Venuses Through History

As Europe starts opening up to travelers again, it’s more exciting than ever to think about the cultural treasures that await. For me, one of the great joys of travel is having in-person encounters with great art and architecture — which I’ve collected in a book called Europe’s Top 100 Masterpieces. Here’s one of my favorites:   

Beauty can take many forms. But since the very beginnings of the human species, the most popular subject for artists has always been the female body. Long before the end of the Ice Age, Europeans were fashioning small statues of women. 

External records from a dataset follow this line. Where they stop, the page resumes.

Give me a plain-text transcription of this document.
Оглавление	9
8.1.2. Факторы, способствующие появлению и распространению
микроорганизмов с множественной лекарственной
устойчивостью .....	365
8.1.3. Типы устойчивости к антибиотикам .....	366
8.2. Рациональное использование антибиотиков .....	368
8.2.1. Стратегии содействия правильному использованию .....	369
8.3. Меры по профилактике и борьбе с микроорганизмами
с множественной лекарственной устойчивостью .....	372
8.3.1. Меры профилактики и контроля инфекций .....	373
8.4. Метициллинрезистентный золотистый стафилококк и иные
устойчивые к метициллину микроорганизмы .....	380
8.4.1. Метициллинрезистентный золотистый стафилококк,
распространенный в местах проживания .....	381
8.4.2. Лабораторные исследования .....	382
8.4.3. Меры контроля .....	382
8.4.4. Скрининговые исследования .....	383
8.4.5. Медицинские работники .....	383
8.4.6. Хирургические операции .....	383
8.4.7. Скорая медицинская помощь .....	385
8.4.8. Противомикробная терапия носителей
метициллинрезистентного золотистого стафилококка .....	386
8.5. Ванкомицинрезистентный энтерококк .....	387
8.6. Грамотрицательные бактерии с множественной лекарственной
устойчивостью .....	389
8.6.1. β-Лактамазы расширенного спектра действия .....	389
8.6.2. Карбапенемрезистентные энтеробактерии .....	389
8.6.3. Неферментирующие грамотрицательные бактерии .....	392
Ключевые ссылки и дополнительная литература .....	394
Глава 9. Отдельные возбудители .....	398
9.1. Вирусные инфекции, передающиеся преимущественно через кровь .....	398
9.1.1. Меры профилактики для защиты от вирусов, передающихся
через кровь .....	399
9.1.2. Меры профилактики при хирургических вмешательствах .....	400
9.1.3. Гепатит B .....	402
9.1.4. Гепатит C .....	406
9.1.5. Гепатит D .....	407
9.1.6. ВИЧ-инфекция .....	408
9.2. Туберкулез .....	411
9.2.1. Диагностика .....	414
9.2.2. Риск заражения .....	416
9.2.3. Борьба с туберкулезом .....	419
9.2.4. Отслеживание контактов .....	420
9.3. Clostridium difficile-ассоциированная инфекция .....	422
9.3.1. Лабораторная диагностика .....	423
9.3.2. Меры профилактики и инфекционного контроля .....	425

The chubby Venus of Willendorf (c. 25,000 BC), found in modern-day Austria, is shown resting her spindly arms on her ample breasts. At just 4.4 inches high, this statue is like many such statues of the day. Most are no bigger than a smartphone. They’re carved out of stone or bone, or molded from clay. They’re generic females, with no face or feet. The hips are wide, and the breasts and butt are exaggerated, with a prominent vaginal slit. This focus on women’s life-giving attributes has led scholars to suggest they’re symbols of fertility. Living at the mercy of the elements, the early Europeans who created these may have worshipped Mother Nature. Scholars have dubbed them “Venus figurines.” 

During the long journey from Paleo- to Neo-lithic times, statuettes of Stone Age women shed some 20,000 years of fat to become so-called “Cycladic figures” (c. 3,000 BC). These ladies from the Greek Isles are skinny. They’re always naked, with stylized breasts and folded arms. Because they lack distinct features, it’s suggested that they may represent the Everywoman. But no one knows the exact purpose: Was she a fertility goddess, funereal figure, good-luck charm, spirit guide, prehistoric Barbie doll, caveman Playboy Bunny . . . or just art?  

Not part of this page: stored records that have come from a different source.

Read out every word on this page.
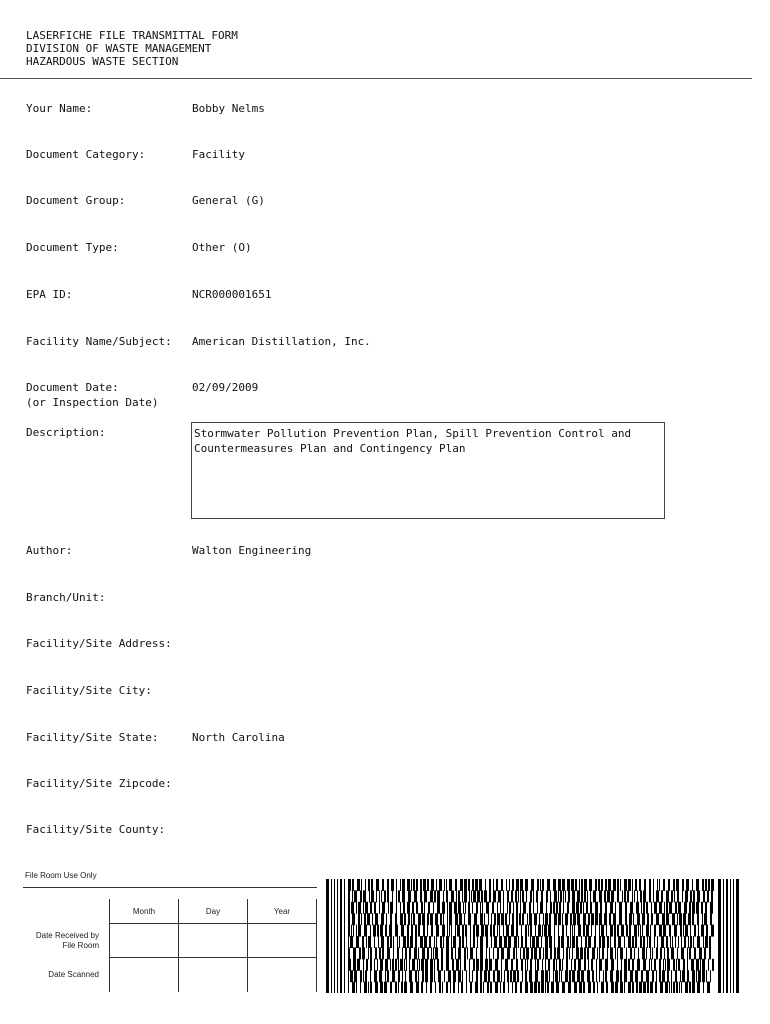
LASERFICHE FILE TRANSMITTAL FORM
DIVISION OF WASTE MANAGEMENT
HAZARDOUS WASTE SECTION
Your Name:	Bobby Nelms
Document Category:	Facility
Document Group:	General (G)
Document Type:	Other (O)
EPA ID:	NCR000001651
Facility Name/Subject: American Distillation, Inc.
Document Date:
(or Inspection Date)
02/09/2009
Description:	Stormwater Pollution Prevention Plan, Spill Prevention Control and Countermeasures Plan and Contingency Plan
Author:	Walton Engineering
Branch/Unit:
Facility/Site Address:
Facility/Site City:
Facility/Site State:	North Carolina
Facility/Site Zipcode:
Facility/Site County:
File Room Use Only
	Month	Day	Year
Date Received by File Room			
Date Scanned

These “Venuses” were only the start of a 25,000-year tradition of using the beauty of women — yes, you could say objectifying women — to express society’s deepest-held values. 

The word “beauty” can apply to harmonious concepts as well as physical beauty. During the days of classical Greece and Rome, a statue of a perfectly-proportioned person — like the Venus de Milo — epitomized the harmony and geometrical order they found in the divine cosmos. 

In Christian times, “Venus” became “Mary.” Just as Venus represented earthly love to pagans, the Madonna was venerated by Christians as a symbol of divine love. Images of Mary welcomed worshippers into the church, promising love and forgiveness. Because medieval art was rather rudimentary, artists used symbolism to communicate this. A vase of lilies might represent Mary’s chastity, and Baby Jesus might hold a symbol of his prophesied death. By Renaissance times, artists could portray Mary with such human realism that she radiated her spirituality through her physical beauty.  

And so it went, as each era created images of beautiful women to express abstract concepts. Mona Lisa is not merely a portrait of a businessman’s wife; it’s a visual treatise on a geometrically perfect universe. Botticelli’s Birth of Venus embodied the Platonic ideal of the quest for enlightenment. In more modern times, a secular Venus nicknamed “Marianne” (in Delacroix’s Liberty Leading the People) carried the torch of France’s revolutionary spirit.  

Throughout art history, artists have used beautiful women as a way to convey deeper meanings. The women of art, which you’ll see featured throughout “Europe’s Top 100 Masterpieces” — whether in their role as life-givers, warriors, sensuous vixens, perfect models, symbols of an era, or forthright workers — have always represented the “beauty” of humanity’s greatest ideals.